映画「おくりびと」での「食べる」行為は生と死を能弁に語っています。

 人間「食べる」という生々しい行為と生と死という厳粛な現実は一見水と油のようですが、どこか表裏一体の感があるようです。
 食べることは対象となるもの、それは動物であれ、植物であれ、全ての命を奪うことになります。
 それが動物や魚であればよりリアルに表現されます。私達は今まで生きていたものが動かなくなることで死をはっきり認識し、それを口に入れ「尊い命をいただきます」ということになるのでしょうか。
 
 映画「おくりびと」でも、「食べる」シーンが随所に出てきます。それも重要な箇所で。「食べる」という行いだけで観ている人に時間の経過やより深い意味合いを感じさせています。

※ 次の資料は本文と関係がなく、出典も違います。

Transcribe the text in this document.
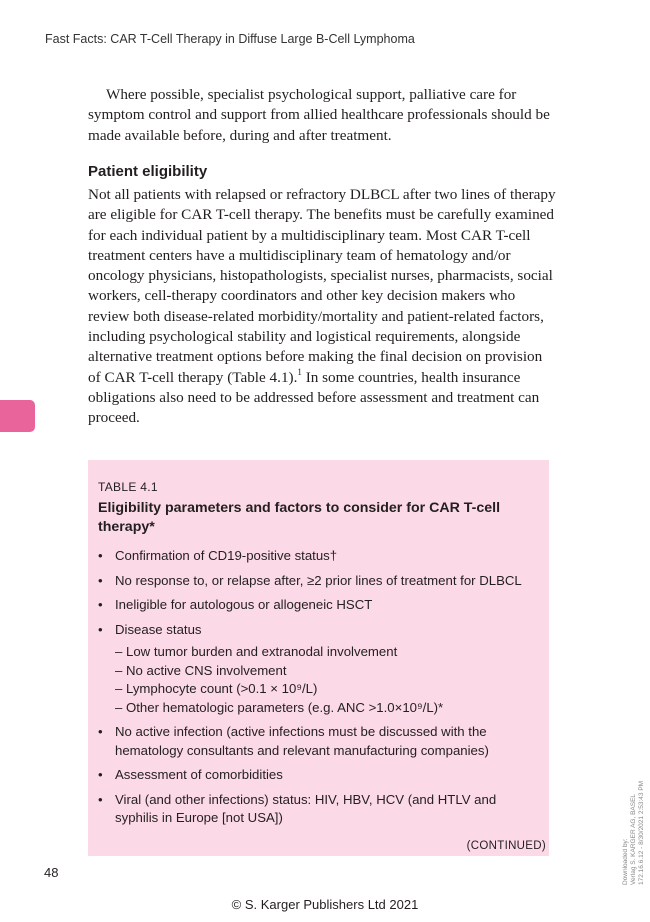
Fast Facts: CAR T-Cell Therapy in Diffuse Large B-Cell Lymphoma
Where possible, specialist psychological support, palliative care for symptom control and support from allied healthcare professionals should be made available before, during and after treatment.
Patient eligibility
Not all patients with relapsed or refractory DLBCL after two lines of therapy are eligible for CAR T-cell therapy. The benefits must be carefully examined for each individual patient by a multidisciplinary team. Most CAR T-cell treatment centers have a multidisciplinary team of hematology and/or oncology physicians, histopathologists, specialist nurses, pharmacists, social workers, cell-therapy coordinators and other key decision makers who review both disease-related morbidity/mortality and patient-related factors, including psychological stability and logistical requirements, alongside alternative treatment options before making the final decision on provision of CAR T-cell therapy (Table 4.1).$^1$ In some countries, health insurance obligations also need to be addressed before assessment and treatment can proceed.
TABLE 4.1
Eligibility parameters and factors to consider for CAR T-cell therapy*
• Confirmation of CD19-positive status†
• No response to, or relapse after, ≥2 prior lines of treatment for DLBCL
• Ineligible for autologous or allogeneic HSCT
• Disease status
– Low tumor burden and extranodal involvement
– No active CNS involvement
– Lymphocyte count (>0.1 × 10⁹/L)
– Other hematologic parameters (e.g. ANC >1.0×10⁹/L)*
• No active infection (active infections must be discussed with the hematology consultants and relevant manufacturing companies)
• Assessment of comorbidities
• Viral (and other infections) status: HIV, HBV, HCV (and HTLV and syphilis in Europe [not USA])
(CONTINUED)
48
© S. Karger Publishers Ltd 2021
Downloaded by: Verlag S. KARGER AG, BASEL 172.16.6.12 - 8/30/2021 2:53:43 PM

 いきなり飛び込みさせられた最初の仕事で、腐った肉体と対面させられへとへとになって帰ったその夜の食卓は、生きた鳥をひねりつぶした鳥なべで思わずもどしてしまうシーン。
 仕事に慣れてきたクリスマスの夜には、事務所でチキンを貪るように食べる納棺師の姿がありました。
 主人公が仕事をやめようと決心し伺った社長の部屋ではふぐの白子を美味しそうに食べている社長の姿がありました。
 何も聞かず、主人公に網であぶった白子を差し出し「死ぬ気になれなきゃ食うしかない」と言って「困ったことにな」とつぶやく社長がいました。
 主人公が納棺をした後、お礼にもらった新聞紙にくるまった干し柿を社長と一緒に車の中でぱくつくシーン。
 生まれ故郷に帰りたい一心(?)で死ぬのがわかっていながら川を上っていく鮭の姿。
 時としてユーモラスな、また滑稽な姿を見せながらも「食べる」シーンは能弁に語っているようです。